61.国境通過は、どこでも緊張する。1970年3月5日、リビヤに入国。ましてや、1969年9月に新勢力が王政を退けて革命に成功し、よりイスラム化を図った国への入国である。同国に、駐留していた米空軍と英海軍はただちに引き上げた。その国境ではアルコール、ポルノ、避妊具等は持込み禁止。警官は拳銃をとりあげられ、腰のホルダーは空で、緊張した面持ちで、これらが政情を物語っていた。ただし、私には笑顔で対応してくれた。机上の扇風機もNATIONAL(松下電器産業)だったので、私はなぜか不安が薄らいだ。
62.見かける看板から、欧米の文字はすべて消されていた。砂漠の舗装道路は数10kmごとに、わざと曲げられていた。延々と続く直線道路は眠気を誘うので、居眠り防止には効果的だが。
しかし、ここで繰り広げられた第2次世界大戦の砂漠戦を想うと、一抹の感慨に陥る。

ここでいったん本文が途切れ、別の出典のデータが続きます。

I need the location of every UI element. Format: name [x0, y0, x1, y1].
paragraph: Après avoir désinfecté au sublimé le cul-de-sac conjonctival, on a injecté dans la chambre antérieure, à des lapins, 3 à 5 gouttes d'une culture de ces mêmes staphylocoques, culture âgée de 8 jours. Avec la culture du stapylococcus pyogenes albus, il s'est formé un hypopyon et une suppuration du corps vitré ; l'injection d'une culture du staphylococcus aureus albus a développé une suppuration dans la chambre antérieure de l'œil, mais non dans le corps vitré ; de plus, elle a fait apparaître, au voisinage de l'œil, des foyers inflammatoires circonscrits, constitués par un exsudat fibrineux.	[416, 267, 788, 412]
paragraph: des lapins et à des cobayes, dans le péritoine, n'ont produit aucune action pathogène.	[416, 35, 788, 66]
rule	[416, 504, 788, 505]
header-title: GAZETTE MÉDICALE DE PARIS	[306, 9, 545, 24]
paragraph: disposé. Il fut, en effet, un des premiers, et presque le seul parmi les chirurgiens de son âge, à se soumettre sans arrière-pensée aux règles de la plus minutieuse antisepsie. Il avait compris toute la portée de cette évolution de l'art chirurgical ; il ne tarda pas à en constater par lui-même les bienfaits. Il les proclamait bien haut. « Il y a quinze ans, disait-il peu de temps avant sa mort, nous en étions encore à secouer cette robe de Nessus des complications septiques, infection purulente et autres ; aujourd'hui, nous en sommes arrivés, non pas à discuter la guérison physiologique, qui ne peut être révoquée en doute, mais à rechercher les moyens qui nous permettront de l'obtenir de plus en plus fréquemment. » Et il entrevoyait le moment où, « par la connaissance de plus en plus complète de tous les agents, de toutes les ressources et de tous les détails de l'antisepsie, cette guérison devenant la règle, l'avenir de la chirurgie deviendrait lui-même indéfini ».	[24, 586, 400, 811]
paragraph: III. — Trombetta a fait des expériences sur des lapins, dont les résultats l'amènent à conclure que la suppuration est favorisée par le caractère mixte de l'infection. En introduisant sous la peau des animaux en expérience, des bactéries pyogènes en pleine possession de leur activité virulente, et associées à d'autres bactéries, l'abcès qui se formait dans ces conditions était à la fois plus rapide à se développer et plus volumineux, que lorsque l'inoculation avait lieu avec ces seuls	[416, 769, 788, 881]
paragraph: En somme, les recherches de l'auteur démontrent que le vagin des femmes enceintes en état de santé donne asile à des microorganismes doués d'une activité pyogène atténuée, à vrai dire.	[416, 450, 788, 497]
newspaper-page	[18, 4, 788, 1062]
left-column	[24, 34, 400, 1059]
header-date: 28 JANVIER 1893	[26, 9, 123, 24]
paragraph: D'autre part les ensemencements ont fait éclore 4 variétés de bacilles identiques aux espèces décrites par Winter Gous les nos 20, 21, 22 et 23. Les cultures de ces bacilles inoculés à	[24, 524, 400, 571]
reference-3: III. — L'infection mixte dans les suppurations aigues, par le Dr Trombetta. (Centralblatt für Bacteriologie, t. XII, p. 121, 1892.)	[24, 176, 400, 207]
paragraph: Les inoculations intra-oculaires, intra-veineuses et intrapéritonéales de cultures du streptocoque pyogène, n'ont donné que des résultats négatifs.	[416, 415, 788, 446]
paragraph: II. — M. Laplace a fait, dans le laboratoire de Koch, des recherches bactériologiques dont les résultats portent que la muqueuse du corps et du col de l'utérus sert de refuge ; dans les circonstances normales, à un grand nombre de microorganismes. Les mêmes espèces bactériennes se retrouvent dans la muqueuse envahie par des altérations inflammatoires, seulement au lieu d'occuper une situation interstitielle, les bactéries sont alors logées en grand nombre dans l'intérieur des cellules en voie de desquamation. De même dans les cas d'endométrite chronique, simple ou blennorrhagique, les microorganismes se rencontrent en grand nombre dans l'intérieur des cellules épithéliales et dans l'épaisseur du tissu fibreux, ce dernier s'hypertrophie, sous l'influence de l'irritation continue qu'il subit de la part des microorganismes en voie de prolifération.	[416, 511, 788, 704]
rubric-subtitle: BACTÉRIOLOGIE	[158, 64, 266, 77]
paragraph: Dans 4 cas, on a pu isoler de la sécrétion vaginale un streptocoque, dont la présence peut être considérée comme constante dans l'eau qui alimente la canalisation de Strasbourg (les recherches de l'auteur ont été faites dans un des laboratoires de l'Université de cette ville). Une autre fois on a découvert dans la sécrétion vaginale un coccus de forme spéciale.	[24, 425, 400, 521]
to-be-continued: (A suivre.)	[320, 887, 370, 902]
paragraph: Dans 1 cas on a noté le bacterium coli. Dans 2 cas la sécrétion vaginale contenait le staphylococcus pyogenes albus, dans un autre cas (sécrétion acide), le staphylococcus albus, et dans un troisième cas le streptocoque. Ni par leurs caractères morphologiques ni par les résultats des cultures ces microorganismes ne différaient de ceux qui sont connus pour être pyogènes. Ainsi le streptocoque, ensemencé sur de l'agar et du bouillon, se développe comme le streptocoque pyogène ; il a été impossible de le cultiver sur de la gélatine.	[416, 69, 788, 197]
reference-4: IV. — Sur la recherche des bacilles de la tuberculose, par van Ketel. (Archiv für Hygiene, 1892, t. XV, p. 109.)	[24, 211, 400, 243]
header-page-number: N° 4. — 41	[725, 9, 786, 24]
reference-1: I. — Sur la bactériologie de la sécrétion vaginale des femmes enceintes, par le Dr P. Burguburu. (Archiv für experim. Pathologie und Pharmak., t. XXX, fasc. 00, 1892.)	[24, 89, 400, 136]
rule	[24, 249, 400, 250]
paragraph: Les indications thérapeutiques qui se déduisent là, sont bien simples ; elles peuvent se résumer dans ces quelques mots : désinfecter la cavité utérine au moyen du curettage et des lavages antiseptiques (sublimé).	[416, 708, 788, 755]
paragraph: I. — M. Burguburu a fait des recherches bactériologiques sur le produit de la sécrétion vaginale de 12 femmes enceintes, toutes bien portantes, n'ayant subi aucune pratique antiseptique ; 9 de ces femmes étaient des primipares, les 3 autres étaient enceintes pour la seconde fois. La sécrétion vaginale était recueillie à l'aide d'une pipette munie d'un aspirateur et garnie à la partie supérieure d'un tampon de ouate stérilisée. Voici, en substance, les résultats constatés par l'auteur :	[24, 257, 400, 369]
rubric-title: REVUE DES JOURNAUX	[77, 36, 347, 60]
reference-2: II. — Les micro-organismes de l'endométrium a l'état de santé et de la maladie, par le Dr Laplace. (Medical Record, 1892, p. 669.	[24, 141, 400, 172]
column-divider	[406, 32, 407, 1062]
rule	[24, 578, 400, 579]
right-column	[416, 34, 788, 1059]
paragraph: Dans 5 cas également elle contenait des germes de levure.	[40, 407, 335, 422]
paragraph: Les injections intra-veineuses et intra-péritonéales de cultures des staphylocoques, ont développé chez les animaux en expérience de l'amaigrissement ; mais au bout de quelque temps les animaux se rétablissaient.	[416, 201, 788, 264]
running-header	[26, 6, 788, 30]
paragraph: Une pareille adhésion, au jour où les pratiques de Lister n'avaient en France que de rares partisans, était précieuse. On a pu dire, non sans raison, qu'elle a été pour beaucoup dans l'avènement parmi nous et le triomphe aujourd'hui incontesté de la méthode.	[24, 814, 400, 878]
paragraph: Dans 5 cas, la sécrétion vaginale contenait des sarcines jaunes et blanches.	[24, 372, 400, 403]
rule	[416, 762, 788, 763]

かつて”砂漠のキツネ”として変幻自在に現れては消え、ブロアーで大砂煙を上げては大群の襲来に見せかけて、イギリスのモンゴメリー将軍を翻弄したドイツの名将ロンメル達が勇躍した世界である。
63.平和な観光地で、海には大きなサヨリが群れていた。壷の用途は不明。近くのハマメット村のホテルでは、お客になりすましてタダで駐車し、ゆったりくつろいでプールで泳ぎ、洗濯し、サハラのほこりを洗い流し、ひとまずアフリカを離れる心の整理をした。ついでに、プール脇に実っていたレモンを2〜3個失敬した。この後はチュニス港から、フェリーでイタリアのシシリー島パレルモ港に渡る。
64.チュニジアのジェルバ島には、往復ともフェリーで渡る。ただし、この段差を見て欲しい。いくらオーライ、オーライといわれても、海中に落ちればまず補償はとれないのだから。結局、躊躇しつつも---渡ったが。しかし、この段差がなくなるのに、いったいどれだけの年月がかかるのだろうか。実際、タンザニアでは、これらの段差で車のマフラーを壊してしまった。もちろん、補償はないから、細心の注意が必要である。他の旅行者では、クレーンで船積中に車を海に落とされ、旅は頓挫し補償もとれない人がいた、と聞いた。まさしくアドベンチャーの世界である。